[edit] As the market bounces from what we showed to be heartily recoiled sentiment due to Corona-fear, let’s edit into this TA post the final thought to NFTRH 588’s Sentiment segment having nothing to do with TA…
I remember him on the TeeVee financial news when I used to watch it, like two decades ago. So who am I to argue that this preeminent man who stares at charts is not the Godfather of all we subsequent men, women, casino patrons and other chart jockeys?
Before going further, I’ll make clear that while this post makes fun of chart staring hallucinators for their grand pronouncements based on lines and squiggles it is not making fun of the subject ‘man who stares at charts’. You’ll see why below. But first…
“Acampora says that damage from the coronavirus is ‘going to get a lot worse before it’s over and that will slow economic growth in China’”
Okay, but if I were the Godfather of TA the first law I would render from on high is that in staring at your charts you should not let non-technical factors influence your thinking. Otherwise, you are not being an unbiased technical analyst. You are being a fundamental analyst. So why not keep the damn Coronavirus out of it (or at least demand that the MSM not sensationalize the content)? The technicals are what they are, regardless.
A pioneer in the field of price chart-based trading, Acampora told MarketWatch during a Friday interview that he thinks that the coronavirus fears are a catalyst for a market that had gotten too pricey and was due for a substantial pullback.
Many a fundamental analyst thought the market was pricey before the Coronavirus trigger and this man who stares at charts who is writing this very post for you saw SPX ding target #2 at 3300 and was fully preparing for a top, either there or after an upward acceleration to target #3 (3500).
Here’s the weekly chart from NFTRH 588. Price had extended an equal amount above the 2018-2019 average price estimate (the blue shaded box I conjured up) as it had below it into the Christmas Eve massacre of 2018. What’s more, it did so with a sentiment profile that was way over bullish. This would be a poetic end to the bull, neatly closing out that bearish event.
Mr. Acampora (the surname reflects the reverence a garden variety man who stares at charts should have for the Godfather, and Don Acampora might be more appropriate) is making a projection based on the status of the stock market and a trigger to set things in motion.
“The market itself was stretched, which is true, so we were begging for some kind of correction and this is the catalyst,” he said. He is expecting that the stock market will face at least a 10% drop from its recent peak, which would meet the criteria for a bona fide correction held by most market technicians.
Fresh worries grew over an Asian influenza that reportedly originated in Wuhan City, China, has infected 9,500 people, and claimed at least 213 lives, according to reports out of China. The illness, which has drawn comparisons with SARS, severe acute respiratory syndrome that hit Beijing in 2002-03, is being classified as a novel strain of coronavirus, or 2019 nCoV.
The article then drones on about Coronavirus and whatnot, so let’s use this as the jumping off point. The Coronavirus trigger has cracked the market and the Don’s 10% correction view actually meets my routine pullback projection.

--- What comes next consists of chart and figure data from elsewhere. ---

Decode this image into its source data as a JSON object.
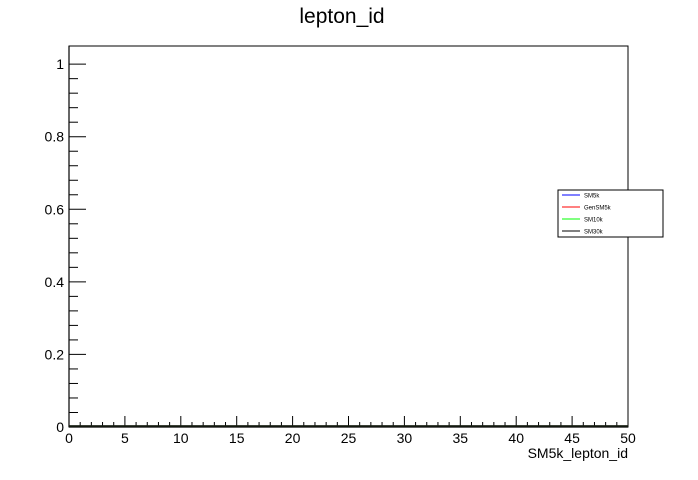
{
  "chart_data": {
    "type": "line",
    "title": "lepton_id",
    "xlabel": "SM5k_lepton_id",
    "ylabel": "",
    "xlim": [
      0,
      50
    ],
    "ylim": [
      0,
      1.05
    ],
    "x_ticks": [
      0,
      5,
      10,
      15,
      20,
      25,
      30,
      35,
      40,
      45,
      50
    ],
    "x_tick_labels": [
      "0",
      "5",
      "10",
      "15",
      "20",
      "25",
      "30",
      "35",
      "40",
      "45",
      "50"
    ],
    "y_ticks": [
      0,
      0.2,
      0.4,
      0.6,
      0.8,
      1
    ],
    "y_tick_labels": [
      "0",
      "0.2",
      "0.4",
      "0.6",
      "0.8",
      "1"
    ],
    "grid": false,
    "legend_position": "right",
    "series": [
      {
        "name": "SM5k",
        "color": "#0000ff",
        "x": [
          0,
          50
        ],
        "values": [
          0,
          0
        ]
      },
      {
        "name": "GenSM5k",
        "color": "#ff0000",
        "x": [
          0,
          50
        ],
        "values": [
          0,
          0
        ]
      },
      {
        "name": "SM10k",
        "color": "#00ff00",
        "x": [
          0,
          50
        ],
        "values": [
          0,
          0
        ]
      },
      {
        "name": "SM30k",
        "color": "#000000",
        "x": [
          0,
          50
        ],
        "values": [
          0,
          0
        ]
      }
    ]
  }
}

Here is a bit from #588 with respect to the daily index charts…
The tricky thing here is in how to call a market intact or broken. For example, a day trader already sees a broken market while a bullish investor looks down to the SMA 200 on SPX and sees a buying opportunity that this correction could provide.
Here is the last part of the weekly index chart review…
Even if just a routine correction, this one looks capable of bringing SPX to the 3000 area.
Doink. The Don and I agree!
However, NFTRH 588 was 63 pages of comprehensive market management and analysis from the angles of TA, indicator ratios, internals, sentiment and a multi-asset/market views. You simply cannot digest mainstream media articles and think you’ve covered the bases. There is a lot to the story, and it includes a lot more than SPX going to its first real support level at 3000.
This cold, uncaring (about either the bulls or the bears) weekly chart has led off the Market Sentiment segment for months and months now. The stock market is bouncing in pre-market but it does show a crack from the Robo-trend last week and it shows that VIX can bump up higher before it hits its next congestion area.
What’s more, this daily chart of the VIX and inverse SPX had us on alert for a correction since well before the word Coronavirus entered the lexicon. So again, why not stick with the charts in a less noisy way and segregate out fundamental/sentiment/value analysis for what they are discretely?
I use charts, often in ratio to one another and across asset classes, to find market signals and to dig out fundamental signals first and foremost. Hence my ‘Men Who Stare at Charts‘ shtick, created to make fun of those (and myself when I think I see something in a chart that turns out to have been a hallucination) who look at nominal charts and baffle ’em with bullshit.
Here we conjure the view of the propeller heads a group of TAs in the back of the shop where they are segregated off from the real analysts, who crack jokes about them under their breath in the office and more boisterously later when getting loaded at the bar. If the TAs actually show up at the bar there may even be wedgies involved.